Ah, the cost of competition. Samsung’s recently unveiled Galaxy S4 may raise the bar for Apple, but it comes at a price. The new smartphone isn’t expected to launch until April, however we already know how much it cost the South Korean company to build its latest device: $244.
According to IHS Suppli, parts and manufacturing for a 16GB S4 not only cost more than the current Galaxy S3, but also seventeen percent higher than an iPhone 5 with sixteen gigabytes of storage. Seems Samsung is encountering the same financial challenges as Apple when it comes to ensuring your handset remains technologically in step with competitors…
Per usual, the estimate excludes costs associated with R&D, marketing, shipping, advertising, licensing fees and any other cost not directly associated with procuring and building components for the device.
Along with a record number of sensors, the higher build cost for the S4 is also due to “a larger, full-definition display and a beefed-up Samsung processor,” IHS senior analyst Vincent Leung told the Wall Street Journal in a written statement.
As we reported earlier this month, the S4 unveiled by Samsung in New York City includes a five-inch Super AMOLED display maxing out at the native full HD resolution of 1,920-by-1,080 pixels at a whopping 441ppi.
It also sports either an eight-core Samsung Exynos 5 or quad-core Qualcomm Snapdragon S4 Pro processor (depending on the territory), LTE support and eight built-in sensors, including a pedometer and IR and temperature sensors.
All enclosed in a case very similar to the Galaxy S3.
It will be available by end of April, but price points haven’t been disclosed yet.
In remarks which harken back to comments on Apple’s incremental hardware changes, one analyst described the S4 as “an evolutionary product rather than a revolutionary one.” Despite the lack of surprises, analyst Mark Newman with Sanford C. Bernstein said the new Galaxy smartphone will “raise the bar for upcoming products from its competitors.”

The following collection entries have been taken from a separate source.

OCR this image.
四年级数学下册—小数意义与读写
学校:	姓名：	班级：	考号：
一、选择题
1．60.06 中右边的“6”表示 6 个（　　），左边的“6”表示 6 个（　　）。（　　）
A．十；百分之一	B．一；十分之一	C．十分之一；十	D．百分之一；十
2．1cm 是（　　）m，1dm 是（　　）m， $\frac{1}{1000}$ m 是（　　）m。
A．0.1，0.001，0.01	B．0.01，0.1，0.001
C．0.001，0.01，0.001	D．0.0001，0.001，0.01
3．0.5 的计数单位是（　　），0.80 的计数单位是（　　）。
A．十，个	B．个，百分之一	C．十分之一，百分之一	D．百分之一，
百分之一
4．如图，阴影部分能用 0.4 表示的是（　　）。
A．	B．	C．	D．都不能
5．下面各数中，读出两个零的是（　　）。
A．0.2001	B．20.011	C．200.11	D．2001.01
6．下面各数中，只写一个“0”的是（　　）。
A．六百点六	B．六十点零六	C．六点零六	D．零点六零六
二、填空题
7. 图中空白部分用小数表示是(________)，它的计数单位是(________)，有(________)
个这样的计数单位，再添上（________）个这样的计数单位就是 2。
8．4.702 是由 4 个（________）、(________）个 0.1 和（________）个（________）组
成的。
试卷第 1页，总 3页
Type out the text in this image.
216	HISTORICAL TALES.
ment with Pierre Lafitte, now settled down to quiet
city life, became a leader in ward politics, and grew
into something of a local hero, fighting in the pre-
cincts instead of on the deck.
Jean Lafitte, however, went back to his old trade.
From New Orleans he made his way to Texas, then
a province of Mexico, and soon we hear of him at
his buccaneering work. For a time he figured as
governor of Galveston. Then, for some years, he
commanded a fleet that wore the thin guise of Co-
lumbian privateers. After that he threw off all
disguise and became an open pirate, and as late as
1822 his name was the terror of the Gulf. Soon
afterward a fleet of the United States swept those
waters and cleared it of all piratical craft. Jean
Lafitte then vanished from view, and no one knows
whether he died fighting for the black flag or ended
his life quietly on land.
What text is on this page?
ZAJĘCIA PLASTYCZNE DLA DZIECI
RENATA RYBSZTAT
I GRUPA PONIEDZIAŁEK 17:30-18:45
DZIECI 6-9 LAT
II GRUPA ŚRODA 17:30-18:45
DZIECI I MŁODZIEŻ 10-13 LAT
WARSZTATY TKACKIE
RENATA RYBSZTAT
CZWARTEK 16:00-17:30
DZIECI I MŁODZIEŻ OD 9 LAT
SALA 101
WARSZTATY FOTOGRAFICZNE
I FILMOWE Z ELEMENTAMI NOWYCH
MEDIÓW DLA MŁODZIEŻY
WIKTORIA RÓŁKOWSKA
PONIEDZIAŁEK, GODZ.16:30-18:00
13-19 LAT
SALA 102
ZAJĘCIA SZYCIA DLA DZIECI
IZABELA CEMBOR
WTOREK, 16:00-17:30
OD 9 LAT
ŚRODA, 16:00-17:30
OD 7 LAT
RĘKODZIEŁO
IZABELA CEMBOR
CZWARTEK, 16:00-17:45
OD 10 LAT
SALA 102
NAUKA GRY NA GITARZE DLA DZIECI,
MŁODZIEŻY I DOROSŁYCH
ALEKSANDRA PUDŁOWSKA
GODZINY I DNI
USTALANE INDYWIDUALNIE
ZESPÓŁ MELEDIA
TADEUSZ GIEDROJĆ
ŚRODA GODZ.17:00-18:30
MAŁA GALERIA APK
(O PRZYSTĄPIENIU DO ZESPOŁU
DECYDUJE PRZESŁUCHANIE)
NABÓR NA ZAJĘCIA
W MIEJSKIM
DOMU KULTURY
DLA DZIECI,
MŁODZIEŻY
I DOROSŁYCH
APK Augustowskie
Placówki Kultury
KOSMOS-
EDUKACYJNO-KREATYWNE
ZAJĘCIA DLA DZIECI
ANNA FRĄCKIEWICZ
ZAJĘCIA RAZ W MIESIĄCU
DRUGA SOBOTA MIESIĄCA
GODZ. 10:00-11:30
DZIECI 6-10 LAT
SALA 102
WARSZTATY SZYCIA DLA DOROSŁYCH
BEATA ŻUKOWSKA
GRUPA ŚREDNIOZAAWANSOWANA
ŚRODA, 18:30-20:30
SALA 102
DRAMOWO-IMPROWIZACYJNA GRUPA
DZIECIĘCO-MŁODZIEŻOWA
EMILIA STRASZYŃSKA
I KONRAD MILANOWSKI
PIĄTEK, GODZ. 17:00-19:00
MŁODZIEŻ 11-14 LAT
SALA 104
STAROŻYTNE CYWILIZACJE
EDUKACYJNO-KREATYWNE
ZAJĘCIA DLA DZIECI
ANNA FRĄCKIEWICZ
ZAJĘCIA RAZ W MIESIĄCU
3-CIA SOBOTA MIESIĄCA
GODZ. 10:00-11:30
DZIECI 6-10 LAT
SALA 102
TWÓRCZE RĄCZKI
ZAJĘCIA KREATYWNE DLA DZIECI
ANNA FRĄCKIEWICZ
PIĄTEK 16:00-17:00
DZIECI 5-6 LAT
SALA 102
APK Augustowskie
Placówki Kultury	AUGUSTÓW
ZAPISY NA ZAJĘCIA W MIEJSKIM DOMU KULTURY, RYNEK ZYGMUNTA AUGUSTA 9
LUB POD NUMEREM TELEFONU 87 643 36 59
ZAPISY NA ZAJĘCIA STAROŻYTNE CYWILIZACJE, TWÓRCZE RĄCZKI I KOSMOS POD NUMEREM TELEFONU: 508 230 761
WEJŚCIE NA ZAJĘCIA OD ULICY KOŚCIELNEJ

Samsung has not raised the bar, but the pace of mobile technology itself. Forbes contributor opines that the Galaaxy S4 launch could help Samsung “unseat Apple as king of innovation.”
As consumers increasingly use their mobile devices, demands on the hardware accelerate as well.
This includes a roomier display, compatibility with faster wireless networks for transmitting larger chunks of data, as well as beefier processors able to move that data around complex apps. Likewise, as hardware requirements ramp up, so will costs for the manufacturer.
We’ve seen this happen with Apple and the iPhone 5.
iPhone 5 bill of materials courtesy of IHS iSuppli.
All of which makes the eventual price tag for the S4 intriguing.
Will the price be higher than the iPhone 5, thus losing the audience of seeking a more inexpensive alternative to the iPhone that is still technologically equivalent?
Or perhaps the S4 will price-match its predecessor, thereby reducing profit margins and the ability to splurge on marketing and other brand awareness campaigns against Apple?
Yet, again, the two rivals are facing similar choices – ones that will only grow in difficulty as competitors seek emerging markets, such as India.